Monday, July 14, 2008

Moratorium opprobrium

President Bush announced today in a Rose Garden press conference that he was revoking the presidential moratorium on offshore drilling.

The moratorium, originally enacted by his father, is not the only ban on offshore drilling. A congressional ban is also in place. Lifting the ban is largely a political move to place pressure on Democrats and presumably an intended boon to Sen. McCain, a new proponent of offshore drilling.
So what will the removal do? In short, nothing. Democrats won't lift the ban, despite record gas prices. And even if a bipartisan coalition did manage to allow new drilling, the oil would not hit the market for at least 5 years - little consolation to the present crisis.
Increases in oil production (whether from tar sands in Canada, protected land in ANWR, or increased Saudi output) will do nothing, regardless of how big the finds are, until new refineries are built.

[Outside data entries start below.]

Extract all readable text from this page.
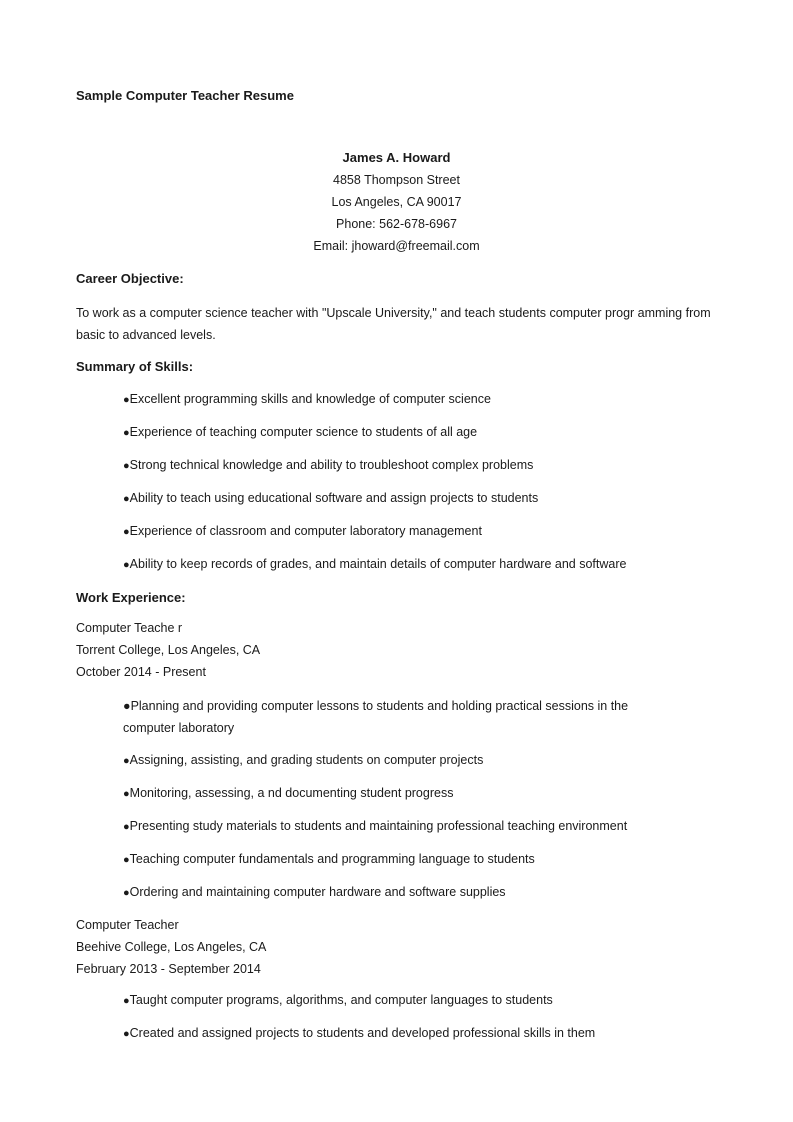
Sample Computer Teacher Resume
James A. Howard
4858 Thompson Street
Los Angeles, CA 90017
Phone: 562-678-6967
Email: jhoward@freemail.com
Career Objective:
To work as a computer science teacher with "Upscale University," and teach students computer progr amming from basic to advanced levels.
Summary of Skills:
●Excellent programming skills and knowledge of computer science
●Experience of teaching computer science to students of all age
●Strong technical knowledge and ability to troubleshoot complex problems
●Ability to teach using educational software and assign projects to students
●Experience of classroom and computer laboratory management
●Ability to keep records of grades, and maintain details of computer hardware and software
Work Experience:
Computer Teache r
Torrent College, Los Angeles, CA
October 2014 - Present
●Planning and providing computer lessons to students and holding practical sessions in the computer laboratory
●Assigning, assisting, and grading students on computer projects
●Monitoring, assessing, a nd documenting student progress
●Presenting study materials to students and maintaining professional teaching environment
●Teaching computer fundamentals and programming language to students
●Ordering and maintaining computer hardware and software supplies
Computer Teacher
Beehive College, Los Angeles, CA
February 2013 - September 2014
●Taught computer programs, algorithms, and computer languages to students
●Created and assigned projects to students and developed professional skills in them
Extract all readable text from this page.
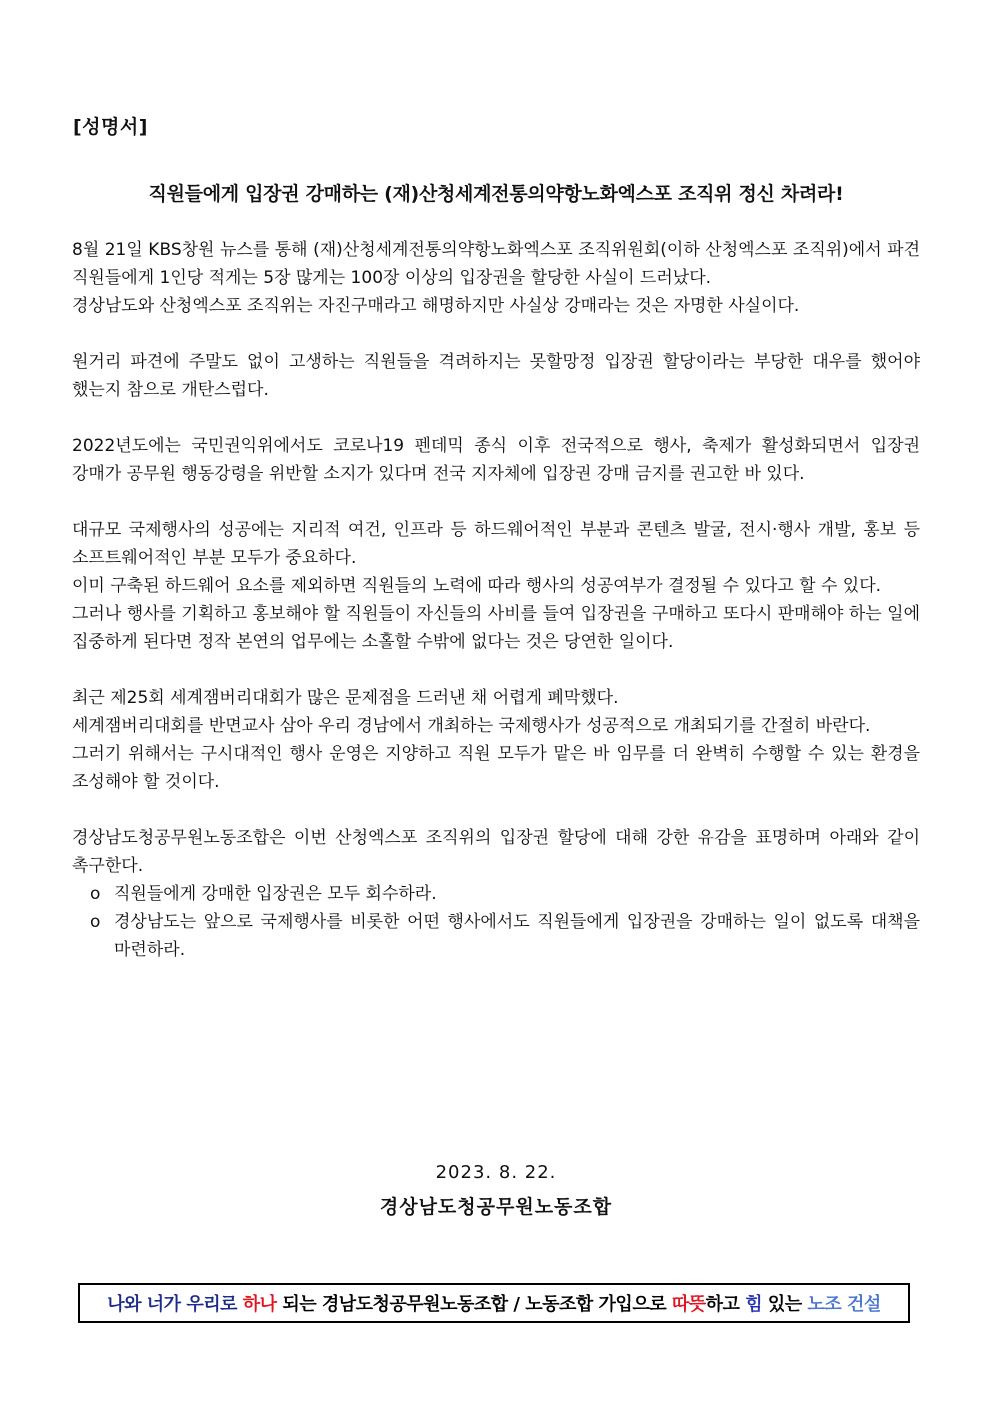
[성명서]
직원들에게 입장권 강매하는 (재)산청세계전통의약항노화엑스포 조직위 정신 차려라!

8월 21일 KBS창원 뉴스를 통해 (재)산청세계전통의약항노화엑스포 조직위원회(이하 산청엑스포 조직위)에서 파견 직원들에게 1인당 적게는 5장 많게는 100장 이상의 입장권을 할당한 사실이 드러났다.

경상남도와 산청엑스포 조직위는 자진구매라고 해명하지만 사실상 강매라는 것은 자명한 사실이다.

원거리 파견에 주말도 없이 고생하는 직원들을 격려하지는 못할망정 입장권 할당이라는 부당한 대우를 했어야 했는지 참으로 개탄스럽다.

2022년도에는 국민권익위에서도 코로나19 펜데믹 종식 이후 전국적으로 행사, 축제가 활성화되면서 입장권 강매가 공무원 행동강령을 위반할 소지가 있다며 전국 지자체에 입장권 강매 금지를 권고한 바 있다.

대규모 국제행사의 성공에는 지리적 여건, 인프라 등 하드웨어적인 부분과 콘텐츠 발굴, 전시·행사 개발, 홍보 등 소프트웨어적인 부분 모두가 중요하다.

이미 구축된 하드웨어 요소를 제외하면 직원들의 노력에 따라 행사의 성공여부가 결정될 수 있다고 할 수 있다.

그러나 행사를 기획하고 홍보해야 할 직원들이 자신들의 사비를 들여 입장권을 구매하고 또다시 판매해야 하는 일에 집중하게 된다면 정작 본연의 업무에는 소홀할 수밖에 없다는 것은 당연한 일이다.

최근 제25회 세계잼버리대회가 많은 문제점을 드러낸 채 어렵게 폐막했다.

세계잼버리대회를 반면교사 삼아 우리 경남에서 개최하는 국제행사가 성공적으로 개최되기를 간절히 바란다.

그러기 위해서는 구시대적인 행사 운영은 지양하고 직원 모두가 맡은 바 임무를 더 완벽히 수행할 수 있는 환경을 조성해야 할 것이다.

경상남도청공무원노동조합은 이번 산청엑스포 조직위의 입장권 할당에 대해 강한 유감을 표명하며 아래와 같이 촉구한다.

o 직원들에게 강매한 입장권은 모두 회수하라.
o 경상남도는 앞으로 국제행사를 비롯한 어떤 행사에서도 직원들에게 입장권을 강매하는 일이 없도록 대책을 마련하라.
2023. 8. 22.
경상남도청공무원노동조합
나와 너가 우리로 하나 되는 경남도청공무원노동조합 / 노동조합 가입으로 따뜻 하고 힘 있는 노조 건설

Oil producing states such as Nigeria, Iran, and soon Iraq are forced to export their crude to refineries to make gasoline. The world's top five refineries are in Venezuela, South Korea, Singapore, and India.
The removal of the ban, like McCain's plan to subsidize nuclear energy, is fiscally irresponsible and short-sighted. Increased drilling does nothing without more refineries but the plants take too long, are too expensive, and face far too much public opposition to relieve any current pressures on oil production and prices. Do we really want or need energy policy that will tie us to oil for another 15 years?

2 comments:

tomas said...

What's wrong with nuclear power? Not arguing . . . just asking.

Nicholas Lembo said...

I don't think there is anything inherently wrong with nuclear energy just the way candidates are proposing to support it. Large government subsidies will probably stifle competition and lend themselves to lax regulation for nuclear companies since clean-up and containment are expensive and long processes.